You can further capitalise on this talent by getting them to head up mentoring and upskilling opportunities so their expertise can be carried on through the business.
Drop the attitude
Advance’s annual They Still Call Australia Home survey of Australian professionals who’ve returned to the country and those that remain abroad, shows many don’t receive the professional welcome they’d hoped for when they arrive back on home soil.
“We see how difficult it is for those who have returned to find opportunities where they can present their credentials and have them accepted, understood and valued,” says MacNamara. “There’s quite a lot of talk of those who’ve had to hide overseas experience because it’s not regarded as relevant. There are people who’ve been told to keep it off their resume.”
Paul Simms, founder and director of Wright Executive, says he’s received many calls from newly-returned Australian candidates this year, but that they often face the challenge of “insular” employer attitudes. “Australians who have worked overseas come back as a more well-rounded and experienced individual, but I just think the Australian hiring market tends to be quite insular,” he says.

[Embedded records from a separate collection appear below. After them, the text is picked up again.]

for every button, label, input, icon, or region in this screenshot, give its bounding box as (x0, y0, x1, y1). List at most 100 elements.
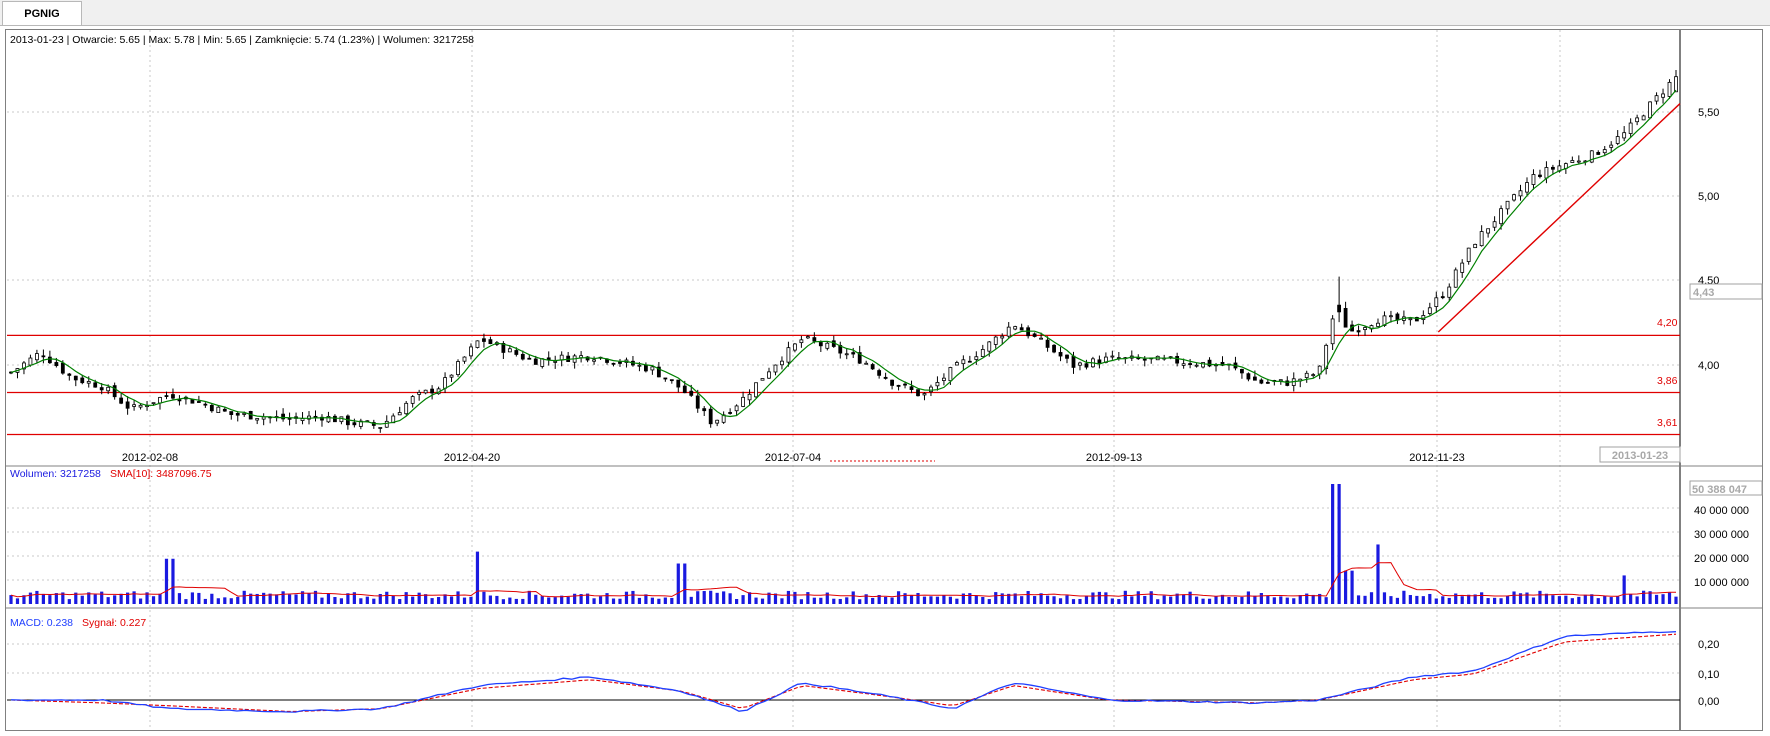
volume-bar (1447, 597, 1451, 604)
candle-body (196, 401, 201, 403)
price-info-header: 2013-01-23 | Otwarcie: 5.65 | Max: 5.78 … (10, 34, 474, 46)
stock-chart[interactable]: 2013-01-23 | Otwarcie: 5.65 | Max: 5.78 … (0, 0, 1770, 736)
volume-bar (320, 597, 324, 604)
candle-body (1479, 231, 1484, 247)
candle-body (482, 338, 486, 342)
candle-body (1052, 344, 1056, 353)
candle-body (1505, 200, 1510, 210)
volume-bar (735, 599, 739, 604)
candle-body (1551, 166, 1555, 170)
volume-max-label: 50 388 047 (1692, 484, 1747, 496)
volume-bar (1110, 598, 1114, 604)
volume-bar (67, 599, 71, 604)
volume-bar (236, 596, 240, 604)
candle-body (462, 356, 467, 362)
candle-body (1240, 368, 1244, 374)
candle-body (1078, 362, 1082, 366)
volume-bar (832, 598, 836, 604)
candle-body (1032, 333, 1037, 337)
volume-bar (1285, 597, 1289, 604)
candle-body (974, 356, 979, 360)
candle-body (469, 346, 473, 357)
volume-bar (683, 563, 687, 604)
candle-body (514, 350, 519, 355)
candle-body (209, 404, 214, 412)
volume-bar (1071, 599, 1076, 604)
candle-body (1026, 327, 1031, 337)
volume-bar (1214, 596, 1218, 604)
volume-bar (663, 597, 667, 604)
candle-body (1434, 297, 1439, 307)
candle-body (132, 404, 136, 407)
candle-body (870, 364, 875, 370)
volume-bar (275, 594, 279, 604)
volume-tick-40m: 40 000 000 (1694, 505, 1749, 517)
candle-body (456, 361, 460, 376)
volume-bar (1156, 599, 1160, 604)
candle-body (1395, 313, 1400, 321)
volume-bar (488, 595, 493, 604)
volume-bar (799, 599, 803, 604)
volume-bar (1292, 598, 1296, 604)
candle-body (1142, 358, 1147, 361)
volume-tick-10m: 10 000 000 (1694, 577, 1749, 589)
volume-bar (812, 597, 816, 604)
volume-bar (1182, 594, 1186, 604)
sma-line (10, 89, 1677, 425)
volume-bar (339, 598, 344, 604)
volume-bar (1143, 595, 1147, 604)
volume-bar (1149, 591, 1153, 604)
volume-bar (1020, 596, 1024, 604)
candle-body (527, 357, 532, 360)
volume-bar (909, 595, 914, 604)
candle-body (967, 360, 972, 363)
candle-body (1609, 144, 1614, 148)
volume-bar (1272, 597, 1276, 604)
price-current-label: 4,43 (1693, 287, 1714, 299)
volume-bar (890, 597, 894, 604)
candle-body (592, 359, 596, 362)
date-label-4: 2012-09-13 (1086, 452, 1142, 464)
volume-bar (1480, 592, 1484, 604)
volume-bar (1279, 596, 1283, 604)
volume-bar (547, 597, 551, 604)
candle-body (99, 387, 104, 391)
volume-bar (1376, 544, 1380, 604)
candle-body (1466, 247, 1471, 262)
volume-bar (1240, 597, 1244, 604)
volume-legend-volume: Wolumen: 3217258 (10, 468, 101, 480)
volume-bar (1460, 596, 1464, 604)
macd-legend-signal: Sygnał: 0.227 (82, 617, 146, 629)
candle-body (1427, 307, 1432, 314)
volume-bar (650, 597, 654, 604)
volume-bar (903, 593, 907, 604)
volume-bar (1512, 591, 1516, 604)
volume-bar (1246, 591, 1251, 604)
volume-bar (177, 593, 182, 604)
candle-body (1641, 115, 1646, 121)
volume-bar (922, 596, 927, 604)
candle-body (922, 393, 927, 396)
macd-legend-macd: MACD: 0.238 (10, 617, 73, 629)
candle-body (702, 408, 707, 412)
candle-body (929, 386, 933, 393)
volume-bar (728, 593, 732, 604)
candle-body (507, 348, 512, 353)
candle-body (780, 360, 784, 366)
candle-body (1661, 93, 1665, 98)
candle-body (1058, 352, 1063, 357)
candle-body (1453, 269, 1458, 288)
volume-bar (119, 593, 123, 604)
volume-bar (592, 598, 596, 604)
volume-bar (1629, 594, 1633, 604)
volume-bar (884, 596, 888, 604)
volume-bar (1078, 598, 1082, 604)
volume-bar (806, 592, 810, 604)
volume-bar (553, 597, 557, 604)
volume-bar (100, 591, 104, 604)
volume-bar (1635, 596, 1639, 604)
candle-body (443, 377, 447, 389)
candle-body (164, 395, 169, 397)
candle-body (1019, 327, 1024, 331)
volume-bar (41, 593, 45, 604)
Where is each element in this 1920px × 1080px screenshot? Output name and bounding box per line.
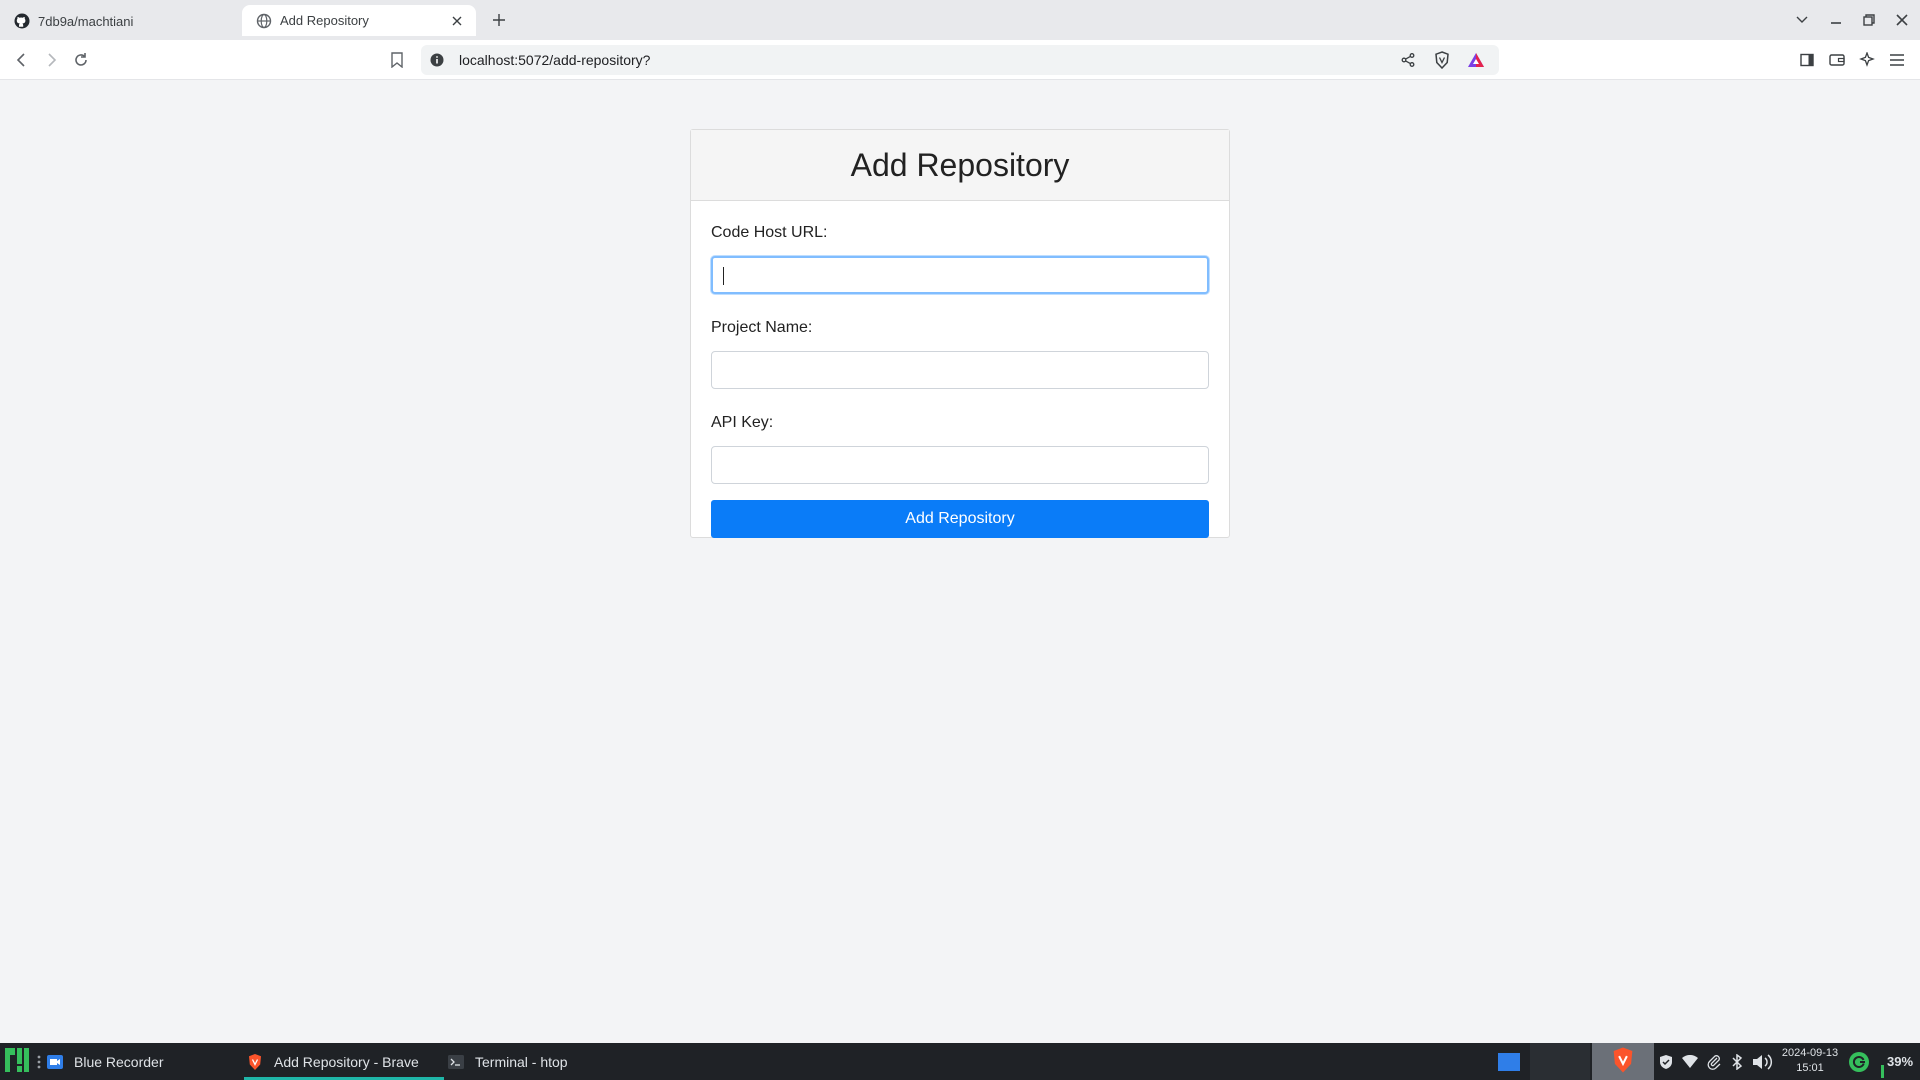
new-tab-button[interactable] <box>488 9 510 31</box>
project-name-input[interactable] <box>711 351 1209 389</box>
taskbar-item-brave[interactable]: Add Repository - Brave <box>246 1043 419 1080</box>
share-icon[interactable] <box>1397 49 1419 71</box>
tab-strip: 7db9a/machtiani Add Repository <box>0 0 1920 40</box>
volume-icon[interactable] <box>1750 1043 1776 1080</box>
pager-active-slot[interactable] <box>1592 1043 1654 1080</box>
text-caret <box>723 267 724 285</box>
clock[interactable]: 2024-09-13 15:01 <box>1780 1046 1840 1076</box>
clock-date: 2024-09-13 <box>1781 1047 1839 1059</box>
recorder-icon <box>46 1053 64 1071</box>
desktop-pager-icon[interactable] <box>1496 1043 1522 1080</box>
close-tab-icon[interactable] <box>448 12 466 30</box>
page-title: Add Repository <box>850 146 1070 183</box>
attachment-icon[interactable] <box>1704 1043 1724 1080</box>
card-header: Add Repository <box>691 130 1229 201</box>
code-host-url-label: Code Host URL: <box>711 224 828 241</box>
browser-toolbar: localhost:5072/add-repository? <box>0 40 1920 80</box>
taskbar-item-label: Add Repository - Brave <box>274 1053 419 1070</box>
brave-shields-icon[interactable] <box>1431 49 1453 71</box>
project-name-label: Project Name: <box>711 319 813 336</box>
api-key-label: API Key: <box>711 414 774 431</box>
brave-tray-icon <box>1610 1046 1636 1077</box>
clock-time: 15:01 <box>1796 1062 1824 1074</box>
taskbar-item-label: Blue Recorder <box>74 1053 164 1070</box>
code-host-url-input[interactable] <box>711 256 1209 294</box>
github-icon <box>14 13 30 29</box>
close-window-icon[interactable] <box>1891 9 1913 31</box>
globe-icon <box>256 13 272 29</box>
restore-icon[interactable] <box>1858 9 1880 31</box>
workspace-switcher-icon[interactable] <box>36 1043 42 1080</box>
bookmark-icon[interactable] <box>385 48 409 72</box>
taskbar: Blue Recorder Add Repository - Brave Ter… <box>0 1043 1920 1080</box>
repository-form: Code Host URL: Project Name: API Key: Ad… <box>691 201 1229 538</box>
wifi-icon[interactable] <box>1680 1043 1700 1080</box>
minimize-icon[interactable] <box>1825 9 1847 31</box>
battery-indicator[interactable]: 39% <box>1880 1043 1920 1080</box>
reload-icon[interactable] <box>69 48 93 72</box>
update-icon[interactable] <box>1846 1043 1872 1080</box>
wallet-icon[interactable] <box>1825 48 1849 72</box>
url-text[interactable]: localhost:5072/add-repository? <box>459 52 1397 68</box>
sidebar-icon[interactable] <box>1795 48 1819 72</box>
terminal-icon <box>447 1053 465 1071</box>
tab-title: 7db9a/machtiani <box>38 13 134 29</box>
shield-tray-icon[interactable] <box>1656 1043 1676 1080</box>
add-repository-card: Add Repository Code Host URL: Project Na… <box>690 129 1230 538</box>
taskbar-item-blue-recorder[interactable]: Blue Recorder <box>46 1043 164 1080</box>
page-viewport: Add Repository Code Host URL: Project Na… <box>0 81 1920 1043</box>
tab-add-repository[interactable]: Add Repository <box>242 5 476 36</box>
manjaro-logo-icon <box>4 1047 30 1076</box>
tab-title: Add Repository <box>280 13 369 28</box>
back-icon[interactable] <box>10 48 34 72</box>
leo-ai-icon[interactable] <box>1855 48 1879 72</box>
forward-icon[interactable] <box>39 48 63 72</box>
add-repository-button[interactable]: Add Repository <box>711 500 1209 538</box>
brave-rewards-icon[interactable] <box>1465 49 1487 71</box>
menu-icon[interactable] <box>1885 48 1909 72</box>
taskbar-item-terminal[interactable]: Terminal - htop <box>447 1043 568 1080</box>
taskbar-item-label: Terminal - htop <box>475 1053 568 1070</box>
pager-empty-slot[interactable] <box>1530 1043 1590 1080</box>
battery-level-bar <box>1881 1065 1884 1078</box>
battery-percent: 39% <box>1886 1054 1914 1069</box>
brave-icon <box>246 1053 264 1071</box>
app-menu-button[interactable] <box>4 1043 30 1080</box>
tab-search-chevron-icon[interactable] <box>1791 9 1813 31</box>
bluetooth-icon[interactable] <box>1727 1043 1747 1080</box>
address-bar[interactable]: localhost:5072/add-repository? <box>421 45 1499 75</box>
tab-machtiani[interactable]: 7db9a/machtiani <box>0 6 234 36</box>
api-key-input[interactable] <box>711 446 1209 484</box>
site-info-icon[interactable] <box>429 52 445 68</box>
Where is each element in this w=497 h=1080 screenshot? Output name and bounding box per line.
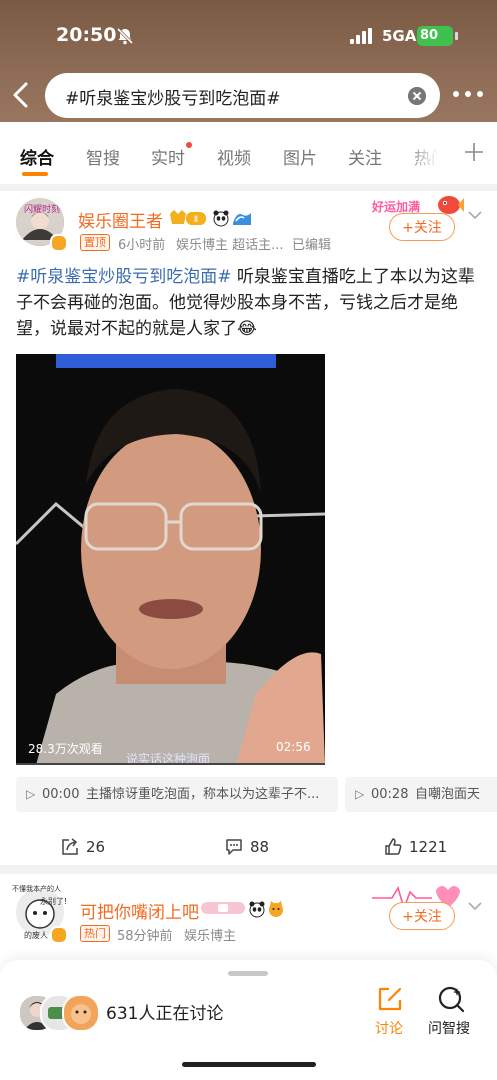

“Hiring managers are still hung up on [candidates] needing recent local experience doing exactly the same job that they want you to do for them.”
Matthew Gribble, regional director of Michael Page, believes the Australian market has become more open to international experience, but that “there’s still some way to go”.
“I think there’s a greater openness to that talent at professional and middle-management levels, but when you get into senior management, particularly in roles that value relationships and local networks, it seems harder for candidates to break through.”
A recent study by PwC shows Australian businesses lack a strong track record of external collaboration with just 7.7 per cent of Australian businesses collaborating with international firms while innovating products and/or processes. It also shows that 69 per cent of a survey group of 1,039 recently returned Australians did not collaborate with businesses or colleagues in Australia, with 25 per cent saying this is because Australian-based peers weren’t interested.
“I think it has come down to a lack of global ambition,” says MacNamara. “We’ve had such a good run for so many years, we haven’t had to try beyond our own shores and the global stuff that we’ve done is at the margins.
“So often, the global Australians who return find opportunity in high-growth companies that were born global, such as digital companies that have no intention of just being an Australian [company] in the Australian market.”
Make sure your hiring managers don’t fall victim to unconscious bias. AHRI’s online short course Managing Unconscious Bias is designed to help you recognise the prevalence and impact of these subconscious impressions and offers techniques to overcome it. Sign up for the next source on December 16 2020.
International attraction
If Australian businesses want to reset for success, attracting talent with global experience presents a huge opportunity. Gribble says the most practical way to attract them is to make them feel welcome.
“Let it be known that you attract that talent and make it part of your story,” he says.
“If you’ve hired Australians who have returned from overseas, or international candidates immigrating to Australia, tell the stories. Tell your recruitment partners that you want to see candidates with international experience.”
MacNamara advises making the recruitment process central to plans for business transformation.
“The key message from our research is that this is the single greatest opportunity this country has ever had in order to tap and keep a talent pool,” she says.
“We broke our economy to save the population’s health and now we’re turning our attention to reviving the economy, so we have nothing to lose,” she adds. “And, fortunately, for those businesses that are serious about transformation, there’s now a larger pool of talent to help them do it.”